Cinco mil cinco


Por Cynthia

Construir una casa. Levantar cuatro paredes del suelo, de la nada. Colocar cada bloque, cada cabilla de acero y piedra, y un techo de tejas… mientras tanto. Todavía le falta mucho, me dice mi amigo –ya viejo amigo- Manuel. Quiero poner el baño donde está la cocina y la cocina donde está el baño, extender la sala al patio, y aquí, me dice señalando una pared vacía, voy a picar para hacer la meseta de un barcito, ve – muletilla pinareña- para tomar y hablar boberías. A esto le faltan por lo menos, cuando menos, un par de años.

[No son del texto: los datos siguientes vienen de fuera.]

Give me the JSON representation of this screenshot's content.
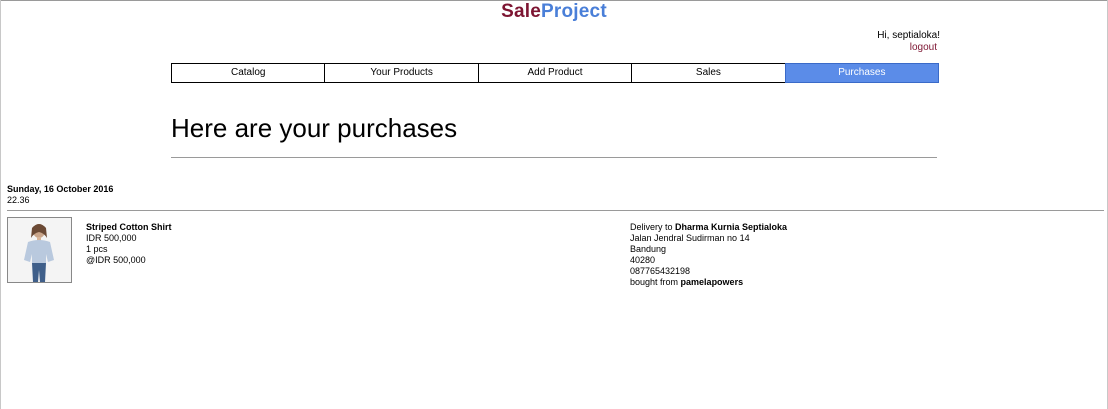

No importa. Lo que importa es lo que está, lo que se construye. Un sitio para ti solo, unos cuantos metros cuadrados para recrearte en tu propio reguero y tus propias planificaciones domésticas. Llegar del Artemiseño y saber que lo te espera, en la número cinco mil cinco de la calle once, es todo tuyo.

En la casa donde nació tu padre –antes de madera, ahora de bloque y cemento- te pregunto si nacerán tus hijos y no puedes responderme. Estarás ahí un tiempo, no sabes cuánto, y te irás. Tu padre está claro Manuel. Me lo ha dicho mientras manejaba por la carretera que une Artemisa con la autopista. Que te irás. Y atrás quedará la casa que hoy construyes, porque así es la vida, y así son las cosas.

Efímero se dice de aquello que dura poco tiempo o es pasajero. No podría definirte, Manu, cuánto tiempo dura –o tarda- lo efímero. Pasajero, es lo que puedo: que pasa (tautología diría la profe de Ética). Pero cuando uno se acaba de graduar, y tiene un trabajo, y empieza a construirse una casa, parece que ya todo, o casi todo, es para siempre.

Vas mirando, por ahora, al Mariel, el puerto del Mariel, seguro necesitarán algún periodista allá, algún comunicador, algo, alguien. Y me queda cerca. Ocho kilómetros (mal) recuerdo que me dijiste. El Mariel tiene perspectivas, pero resulta que la vida tiene más. Y tú no sabes qué será o qué pasará, y estás muy consciente de eso.

Pero igual sigues cargando gravilla, sudando duro la casa que nunca te pesará. Y me alegro tanto por ti. Porque de todos los del grupo fuiste el único que renunció a las “bondades” de La Habana y regresó a lo suyo, a trabajar, gozar, comer… hasta un día. Mientras tanto, tus padres siguen ayudándote para poner la cocina donde está el baño. Y al revés.